Imogen debe su nombre a Imogena, un personaje clave de la tragicomedia de Shakespeare, Cimbelino. Sería la quinta de un total de diez hermanos y crecería en Seattle, Washington.
Hacia 1901, a sus dieciocho años, Cunningham compró su primera cámara, una cámara de visión de 4×5 pulgadas, a través de un curso por correspondencia de la American School of Art en Scranton, Pensilvania.

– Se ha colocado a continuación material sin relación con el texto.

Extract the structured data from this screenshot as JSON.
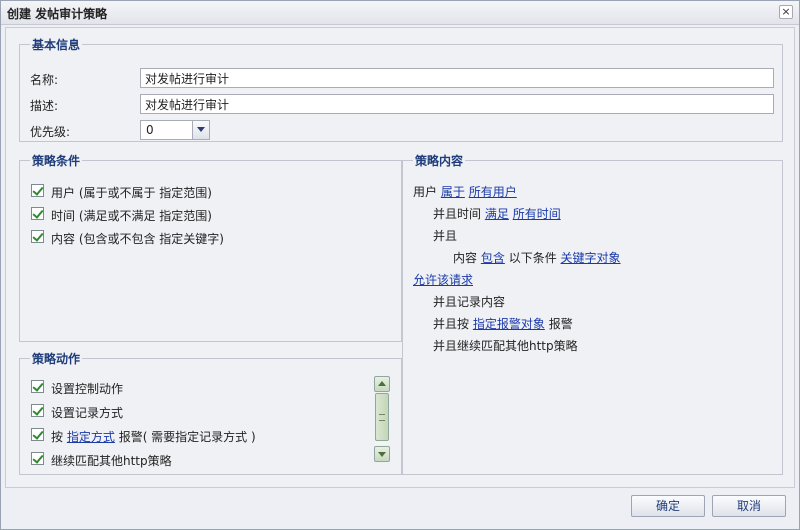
{
  "dialog": {
    "title": "创建 发帖审计策略",
    "close_label": "×"
  },
  "basic": {
    "legend": "基本信息",
    "name_label": "名称:",
    "name_value": "对发帖进行审计",
    "desc_label": "描述:",
    "desc_value": "对发帖进行审计",
    "priority_label": "优先级:",
    "priority_value": "0"
  },
  "conditions": {
    "legend": "策略条件",
    "items": [
      {
        "label": "用户 (属于或不属于 指定范围)",
        "checked": true
      },
      {
        "label": "时间 (满足或不满足 指定范围)",
        "checked": true
      },
      {
        "label": "内容 (包含或不包含 指定关键字)",
        "checked": true
      }
    ]
  },
  "actions": {
    "legend": "策略动作",
    "items": [
      {
        "label": "设置控制动作",
        "checked": true
      },
      {
        "label": "设置记录方式",
        "checked": true
      },
      {
        "prefix": "按",
        "link": "指定方式",
        "suffix": "报警( 需要指定记录方式 )",
        "checked": true
      },
      {
        "label": "继续匹配其他http策略",
        "checked": true
      }
    ]
  },
  "content": {
    "legend": "策略内容",
    "line1": {
      "text": "用户",
      "link1": "属于",
      "link2": "所有用户"
    },
    "line2": {
      "text": "并且时间",
      "link1": "满足",
      "link2": "所有时间"
    },
    "line3": {
      "text": "并且"
    },
    "line4": {
      "text": "内容",
      "link1": "包含",
      "middle": "以下条件",
      "link2": "关键字对象"
    },
    "line5": {
      "link": "允许该请求"
    },
    "line6": {
      "text": "并且记录内容"
    },
    "line7": {
      "prefix": "并且按",
      "link": "指定报警对象",
      "suffix": "报警"
    },
    "line8": {
      "text": "并且继续匹配其他http策略"
    }
  },
  "footer": {
    "ok_label": "确定",
    "cancel_label": "取消"
  },
  "colors": {
    "accent": "#1f3d7a",
    "link": "#1a3aa8",
    "check": "#2e8a2e"
  }
}
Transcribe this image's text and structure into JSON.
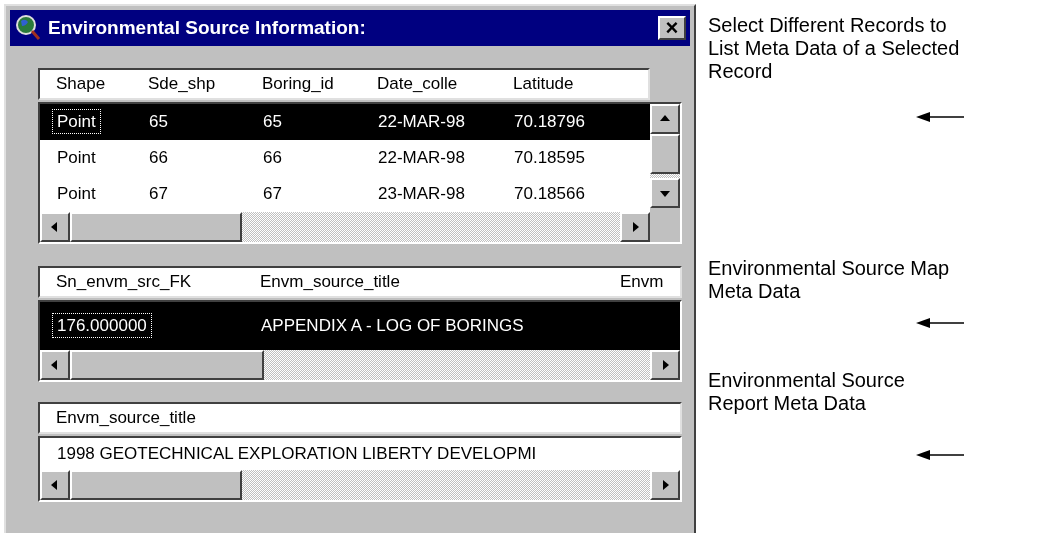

Sería su primer contacto con la fotografía pero no su primer contacto con alguna forma de arte: desde pequeña, Imogen recibió clases particulares de arte y estaba sumamente interesada en el dibujo con lápices de grafito.
Años formativos (1903-1907)
La primera década del siglo XX serían años clave para la transformación de su carrera: en 1903 se matricula en Ciencias Químicas por la Universidad de Washington y se costea los estudios realizando fotografías de plantas para las clases de botánica.
En 1906 conoce la obra de la fotógrafa pictorialista Gertrude Käsebier y esto crea en ella un interés mayor en el oficio fotográfico, que hasta entonces veía sólo como un medio para ganarse la vida.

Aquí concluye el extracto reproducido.